School Seminar Title: Enabling experimentation at the Internet s edge

Speaker: Prof. Fabian E. Bustamante, Northwestern University

Date: 2013-09-04




Internet measurement and experimentation platforms, such as PlanetLab, DIMES and Looking Glass, have become essential for network studies and distributed systems evaluation. Despite their many benefits and strengths, an increasingly recognized problem with existing platforms is their inability to capture the geographic and network diversity of the wider, commercial Internet. Lack of diversity and poor visibility into the network hamper progress in a number of important research areas, from network troubleshooting to broadband characterization and Internet topology, and complicate our attempts to generalize from test-bed evaluations of networked systems. The issue has served as motivation for several efforts to build new experimentation platforms and expand existing ones. However, capturing the edge of the network remains an elusive goal. I argue that at its root, the problem is one of incentives. Today's measurement and experimentation platforms adopt two basic incentive models for deployment - cooperative or altruistic - people host the platform in order to use it or they do it for the betterment of science. The shared, if sometimes implicit, assumption is that the goals of those hosting the platforms and the experimenters that use it are aligned.
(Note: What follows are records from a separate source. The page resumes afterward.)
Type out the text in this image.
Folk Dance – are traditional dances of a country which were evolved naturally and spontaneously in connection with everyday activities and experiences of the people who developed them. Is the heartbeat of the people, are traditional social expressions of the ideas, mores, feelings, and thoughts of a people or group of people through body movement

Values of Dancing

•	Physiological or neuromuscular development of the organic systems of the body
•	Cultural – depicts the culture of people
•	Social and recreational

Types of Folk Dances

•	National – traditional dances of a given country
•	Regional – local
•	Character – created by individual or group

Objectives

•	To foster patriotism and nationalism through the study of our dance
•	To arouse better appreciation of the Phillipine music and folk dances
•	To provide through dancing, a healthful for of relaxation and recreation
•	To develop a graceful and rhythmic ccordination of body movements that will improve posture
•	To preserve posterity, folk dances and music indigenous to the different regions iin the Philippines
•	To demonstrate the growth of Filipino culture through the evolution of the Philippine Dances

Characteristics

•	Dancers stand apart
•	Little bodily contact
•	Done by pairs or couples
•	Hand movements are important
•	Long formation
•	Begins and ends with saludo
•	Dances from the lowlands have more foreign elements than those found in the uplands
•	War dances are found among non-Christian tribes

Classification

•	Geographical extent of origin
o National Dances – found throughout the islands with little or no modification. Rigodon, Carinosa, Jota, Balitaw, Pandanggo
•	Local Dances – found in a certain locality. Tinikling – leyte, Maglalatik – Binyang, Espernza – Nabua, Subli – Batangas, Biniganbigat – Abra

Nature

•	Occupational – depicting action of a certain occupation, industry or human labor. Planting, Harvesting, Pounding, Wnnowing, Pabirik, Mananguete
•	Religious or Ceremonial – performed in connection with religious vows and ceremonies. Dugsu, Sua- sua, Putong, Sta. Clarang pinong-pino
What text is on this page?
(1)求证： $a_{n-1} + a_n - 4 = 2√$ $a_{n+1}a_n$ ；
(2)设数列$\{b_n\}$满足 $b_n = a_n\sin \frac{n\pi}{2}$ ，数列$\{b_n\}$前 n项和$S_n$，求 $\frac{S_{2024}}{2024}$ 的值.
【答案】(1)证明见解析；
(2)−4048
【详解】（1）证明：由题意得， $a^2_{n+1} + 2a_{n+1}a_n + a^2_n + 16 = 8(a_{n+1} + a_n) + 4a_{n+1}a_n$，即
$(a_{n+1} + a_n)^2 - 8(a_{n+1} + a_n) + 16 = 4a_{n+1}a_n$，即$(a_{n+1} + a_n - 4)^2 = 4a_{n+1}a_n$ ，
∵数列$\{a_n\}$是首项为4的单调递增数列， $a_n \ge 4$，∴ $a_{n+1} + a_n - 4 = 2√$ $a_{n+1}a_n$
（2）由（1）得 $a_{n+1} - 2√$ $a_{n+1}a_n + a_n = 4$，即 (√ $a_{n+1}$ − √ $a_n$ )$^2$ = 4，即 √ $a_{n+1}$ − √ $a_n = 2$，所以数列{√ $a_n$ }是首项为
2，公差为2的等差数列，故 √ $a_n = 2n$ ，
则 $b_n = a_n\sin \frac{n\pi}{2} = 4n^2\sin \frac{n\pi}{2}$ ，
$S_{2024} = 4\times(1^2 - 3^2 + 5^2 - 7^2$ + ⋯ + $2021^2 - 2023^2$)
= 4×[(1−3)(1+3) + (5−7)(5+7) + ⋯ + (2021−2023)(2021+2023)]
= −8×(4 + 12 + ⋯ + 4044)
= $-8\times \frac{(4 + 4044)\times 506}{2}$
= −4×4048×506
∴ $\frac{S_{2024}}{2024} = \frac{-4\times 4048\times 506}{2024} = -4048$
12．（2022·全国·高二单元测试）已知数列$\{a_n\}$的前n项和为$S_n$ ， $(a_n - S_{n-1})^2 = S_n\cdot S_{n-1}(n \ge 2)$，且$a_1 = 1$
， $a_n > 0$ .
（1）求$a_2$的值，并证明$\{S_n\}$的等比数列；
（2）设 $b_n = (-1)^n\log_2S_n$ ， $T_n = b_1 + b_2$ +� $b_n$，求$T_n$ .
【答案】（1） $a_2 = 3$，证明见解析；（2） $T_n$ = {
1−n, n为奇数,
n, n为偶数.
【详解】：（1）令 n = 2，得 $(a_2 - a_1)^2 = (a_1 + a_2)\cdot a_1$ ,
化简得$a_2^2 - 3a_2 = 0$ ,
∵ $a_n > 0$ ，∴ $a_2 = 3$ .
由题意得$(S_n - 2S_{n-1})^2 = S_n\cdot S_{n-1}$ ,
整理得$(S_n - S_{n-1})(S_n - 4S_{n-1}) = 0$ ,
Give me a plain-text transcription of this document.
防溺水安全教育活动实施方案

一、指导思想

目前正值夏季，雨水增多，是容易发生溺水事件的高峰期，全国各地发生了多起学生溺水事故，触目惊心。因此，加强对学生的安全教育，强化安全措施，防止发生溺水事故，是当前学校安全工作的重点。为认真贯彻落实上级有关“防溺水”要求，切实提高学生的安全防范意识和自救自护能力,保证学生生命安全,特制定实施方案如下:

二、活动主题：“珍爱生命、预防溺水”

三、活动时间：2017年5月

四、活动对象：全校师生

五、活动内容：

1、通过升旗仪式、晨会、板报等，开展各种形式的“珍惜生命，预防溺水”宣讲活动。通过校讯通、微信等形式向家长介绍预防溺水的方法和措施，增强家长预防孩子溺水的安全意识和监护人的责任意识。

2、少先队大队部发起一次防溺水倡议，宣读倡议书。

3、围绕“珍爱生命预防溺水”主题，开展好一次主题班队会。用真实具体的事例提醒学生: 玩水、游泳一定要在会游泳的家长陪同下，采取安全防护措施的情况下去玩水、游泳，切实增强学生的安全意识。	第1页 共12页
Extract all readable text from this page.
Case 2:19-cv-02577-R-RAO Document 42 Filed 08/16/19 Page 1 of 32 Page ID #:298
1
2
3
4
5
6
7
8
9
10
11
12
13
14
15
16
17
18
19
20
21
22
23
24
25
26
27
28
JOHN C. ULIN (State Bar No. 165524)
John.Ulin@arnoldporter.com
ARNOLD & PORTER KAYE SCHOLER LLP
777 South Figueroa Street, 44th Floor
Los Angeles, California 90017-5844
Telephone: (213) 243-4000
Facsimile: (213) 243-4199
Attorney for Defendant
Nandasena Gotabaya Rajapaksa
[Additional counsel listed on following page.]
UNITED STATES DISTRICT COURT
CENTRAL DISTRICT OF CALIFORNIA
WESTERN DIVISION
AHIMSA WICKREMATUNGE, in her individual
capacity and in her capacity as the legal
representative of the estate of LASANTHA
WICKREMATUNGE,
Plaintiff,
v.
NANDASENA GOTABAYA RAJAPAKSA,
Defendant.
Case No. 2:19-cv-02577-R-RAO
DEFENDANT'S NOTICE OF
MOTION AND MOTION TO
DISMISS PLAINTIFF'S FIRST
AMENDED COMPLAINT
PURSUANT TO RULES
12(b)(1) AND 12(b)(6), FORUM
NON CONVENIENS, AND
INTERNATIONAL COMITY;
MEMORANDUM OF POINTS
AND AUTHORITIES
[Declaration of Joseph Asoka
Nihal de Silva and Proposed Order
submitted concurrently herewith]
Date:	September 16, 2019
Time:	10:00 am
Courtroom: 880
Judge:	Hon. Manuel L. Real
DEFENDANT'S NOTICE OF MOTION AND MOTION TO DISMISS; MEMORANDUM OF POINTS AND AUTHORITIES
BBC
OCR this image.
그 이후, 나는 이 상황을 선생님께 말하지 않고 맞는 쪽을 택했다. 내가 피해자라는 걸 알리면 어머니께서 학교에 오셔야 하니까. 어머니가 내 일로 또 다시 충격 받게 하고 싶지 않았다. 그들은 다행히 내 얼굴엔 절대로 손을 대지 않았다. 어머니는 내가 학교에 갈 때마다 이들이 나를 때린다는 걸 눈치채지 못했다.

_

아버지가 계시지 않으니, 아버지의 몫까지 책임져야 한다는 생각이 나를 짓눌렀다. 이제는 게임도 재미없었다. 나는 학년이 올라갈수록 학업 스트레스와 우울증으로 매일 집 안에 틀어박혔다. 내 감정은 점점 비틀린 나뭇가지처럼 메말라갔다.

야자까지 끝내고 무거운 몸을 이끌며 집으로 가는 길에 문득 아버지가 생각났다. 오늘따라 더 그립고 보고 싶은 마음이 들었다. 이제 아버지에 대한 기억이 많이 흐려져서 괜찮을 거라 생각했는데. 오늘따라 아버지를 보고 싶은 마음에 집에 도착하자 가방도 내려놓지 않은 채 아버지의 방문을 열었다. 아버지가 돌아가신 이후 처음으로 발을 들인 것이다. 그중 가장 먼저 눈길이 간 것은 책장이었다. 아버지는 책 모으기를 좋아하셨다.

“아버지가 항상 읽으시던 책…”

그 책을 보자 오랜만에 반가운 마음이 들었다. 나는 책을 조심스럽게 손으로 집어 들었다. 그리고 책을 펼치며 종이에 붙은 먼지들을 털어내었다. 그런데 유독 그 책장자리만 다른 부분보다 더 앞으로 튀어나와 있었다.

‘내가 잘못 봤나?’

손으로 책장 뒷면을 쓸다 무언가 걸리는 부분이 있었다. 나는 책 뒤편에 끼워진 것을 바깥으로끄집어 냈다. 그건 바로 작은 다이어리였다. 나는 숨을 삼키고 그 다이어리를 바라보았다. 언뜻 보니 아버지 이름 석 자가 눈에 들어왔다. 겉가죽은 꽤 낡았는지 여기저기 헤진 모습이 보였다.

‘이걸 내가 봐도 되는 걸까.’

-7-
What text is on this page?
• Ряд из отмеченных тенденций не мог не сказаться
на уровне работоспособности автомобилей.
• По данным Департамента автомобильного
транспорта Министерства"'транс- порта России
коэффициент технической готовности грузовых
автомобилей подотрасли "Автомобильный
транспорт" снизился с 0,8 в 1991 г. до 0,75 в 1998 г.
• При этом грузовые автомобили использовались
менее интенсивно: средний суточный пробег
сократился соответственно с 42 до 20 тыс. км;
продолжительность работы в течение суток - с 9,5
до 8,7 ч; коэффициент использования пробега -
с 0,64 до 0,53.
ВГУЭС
As much of the Internet growth occur in residential broadband and mobile networks, this no longer holds. In this talk, I will present Dasu, an experimentation platform for the Internet's edge that explicitly aligns the objectives of the platform with those of the vantage points, building on broadband characterization as an incentive for adoption. Dasu has been publicly available since mid 2010 and has been adopted by over 95,000 users, across 150 countries. I will then illustrate the value of Dasu' unique perspective with some of the ongoing projects and collaboration already taking advantage of it.